Wheat and I, I mean. Master and I are going strong.

OMG I think Master and I both forgot that yesterday was blogging day. Wow.

I’m in day 5 with a wheat-free diet and my digestive issues are clearing up nicely. That’s a good thing in that I’m feeling better, but a bad thing that I must have some level of Celiac Disease (which my dad has). I’m probably going to have to stop with the low carb diet and eat a gluten-free diet instead. We’ll see how I do with what I’m doing so far.

In other news we were vacated from our apartment tonight for a fire down the hall. The whole hall was full of smoke, but the alarms didn’t go off. We stood in the parking lot for about 20 minutes, cats in their carriers in the car wondering how bad it was.

Thankfully we are back in our apartment just fine. I have a slight headache from the smoke but I’ll be okay.

Tomorrow we go visit froggy; Master’s other playmate. He’s looking forward to it and I know she is too. Should be fun for both of them. I’m going to be at a restaurant with wifi and doing some work while they play. I’m actually looking forward to that too. What I’m not looking forward to is the drive. Ick. Two hours each way.
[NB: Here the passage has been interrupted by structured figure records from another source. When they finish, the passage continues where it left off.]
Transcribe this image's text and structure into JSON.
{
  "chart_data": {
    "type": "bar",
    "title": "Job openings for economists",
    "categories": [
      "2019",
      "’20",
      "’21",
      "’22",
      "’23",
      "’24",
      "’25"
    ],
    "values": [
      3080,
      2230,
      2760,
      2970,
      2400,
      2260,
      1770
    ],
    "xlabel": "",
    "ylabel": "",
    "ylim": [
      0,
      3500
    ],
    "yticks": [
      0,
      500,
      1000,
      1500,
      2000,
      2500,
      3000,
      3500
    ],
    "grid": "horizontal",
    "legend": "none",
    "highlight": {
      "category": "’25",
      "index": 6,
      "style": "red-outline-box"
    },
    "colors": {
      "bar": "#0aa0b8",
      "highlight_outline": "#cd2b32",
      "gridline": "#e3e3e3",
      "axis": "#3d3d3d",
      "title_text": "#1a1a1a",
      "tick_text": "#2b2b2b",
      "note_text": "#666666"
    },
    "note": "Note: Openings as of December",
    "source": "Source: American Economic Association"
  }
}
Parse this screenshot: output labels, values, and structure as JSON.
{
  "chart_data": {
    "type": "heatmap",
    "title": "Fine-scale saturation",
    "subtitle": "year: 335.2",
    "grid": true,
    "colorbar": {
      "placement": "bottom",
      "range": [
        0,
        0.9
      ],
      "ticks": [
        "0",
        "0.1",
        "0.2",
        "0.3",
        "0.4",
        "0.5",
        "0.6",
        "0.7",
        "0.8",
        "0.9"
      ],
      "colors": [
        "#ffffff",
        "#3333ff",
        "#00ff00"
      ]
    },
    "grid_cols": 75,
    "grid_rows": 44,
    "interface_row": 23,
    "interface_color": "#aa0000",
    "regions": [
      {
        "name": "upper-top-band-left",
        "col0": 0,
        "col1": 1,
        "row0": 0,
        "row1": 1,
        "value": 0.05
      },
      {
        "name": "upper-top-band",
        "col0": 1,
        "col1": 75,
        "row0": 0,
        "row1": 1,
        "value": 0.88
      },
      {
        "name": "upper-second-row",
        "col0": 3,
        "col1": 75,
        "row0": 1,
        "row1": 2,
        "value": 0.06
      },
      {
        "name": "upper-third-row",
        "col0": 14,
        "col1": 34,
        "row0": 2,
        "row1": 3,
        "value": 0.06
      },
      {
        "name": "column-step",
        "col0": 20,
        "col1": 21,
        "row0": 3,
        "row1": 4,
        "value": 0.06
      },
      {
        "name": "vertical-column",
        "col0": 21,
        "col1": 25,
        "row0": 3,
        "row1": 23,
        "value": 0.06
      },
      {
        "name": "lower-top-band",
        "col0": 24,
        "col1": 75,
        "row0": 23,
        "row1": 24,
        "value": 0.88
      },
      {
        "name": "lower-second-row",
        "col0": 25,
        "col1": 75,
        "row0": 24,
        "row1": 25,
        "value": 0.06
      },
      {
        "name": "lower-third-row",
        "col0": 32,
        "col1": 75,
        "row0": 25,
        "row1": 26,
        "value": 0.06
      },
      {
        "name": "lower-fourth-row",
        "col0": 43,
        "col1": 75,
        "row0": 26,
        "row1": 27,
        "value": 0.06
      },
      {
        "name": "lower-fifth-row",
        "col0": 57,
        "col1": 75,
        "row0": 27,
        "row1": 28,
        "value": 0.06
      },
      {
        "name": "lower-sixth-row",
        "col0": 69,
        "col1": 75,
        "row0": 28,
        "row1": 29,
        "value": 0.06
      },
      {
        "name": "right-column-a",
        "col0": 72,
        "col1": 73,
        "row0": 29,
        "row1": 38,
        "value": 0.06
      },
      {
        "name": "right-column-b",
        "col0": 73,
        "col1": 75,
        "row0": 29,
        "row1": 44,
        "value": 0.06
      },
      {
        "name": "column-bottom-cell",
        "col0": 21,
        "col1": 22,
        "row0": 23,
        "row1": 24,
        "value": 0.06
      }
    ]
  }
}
The breast vise that I talked about in a previous post arrived yesterday and once it was assembled it was on my titties. I love it. Next time I hope we’ll try it with the spikes facing in (at least on the top, not sure of the bottom).

Off to play more Minecraft before bed.

–lunaKM

Bye Bye Bread

Alright, I have had to come to the conclusion that in order for Low Carb dieting to work for me, I need to consider the bad for me foods as allergy foods or poisons. I mean, people who are allergic to foods don’t just say, “oh well, I’ll live with the consequences” and then eat it anyway. Since I’m pretty certain that I have a gluten intolerance (I know there is a test for that.) I’m going to be happier and healthier without the bread and wheat products anyway. My father has Celiac Disease and has had it since he was 20. Bread and all wheat products are just off limits to him. The whole no gluten fad going on right now? Just means more foods for him to eat.

(This next part might be a bit too much information, just warning ya.)

Ever since my teenage years I’ve had serious issues with stomach and digestive problems. Frequent (3-5 times a day) and runny stools. I just put up with it as normal for the longest time. In my adult sexual life that has hindered a favorite play of mine – anal. Master and I have both noticed a huge improvement in my digestive health when I’m better at low carb dieting and avoiding the bread, pasta and other wheat related items.

So, this week I decided to make it work I’m just going to have to realize that bread is an allergy food, wheat products are an allergy food and not go near them. I can do this. I have to do this. If you look at the slutty stats in my sidebar Master and I have only had anal sex once this year. I want that number to be a lot higher. I love anal sex. I love big stuff in my ass. It’s just one of my kinks, and to not be able to do that drives us both crazy.

Today I have not had any wheat products. We’ll see how tomorrow goes.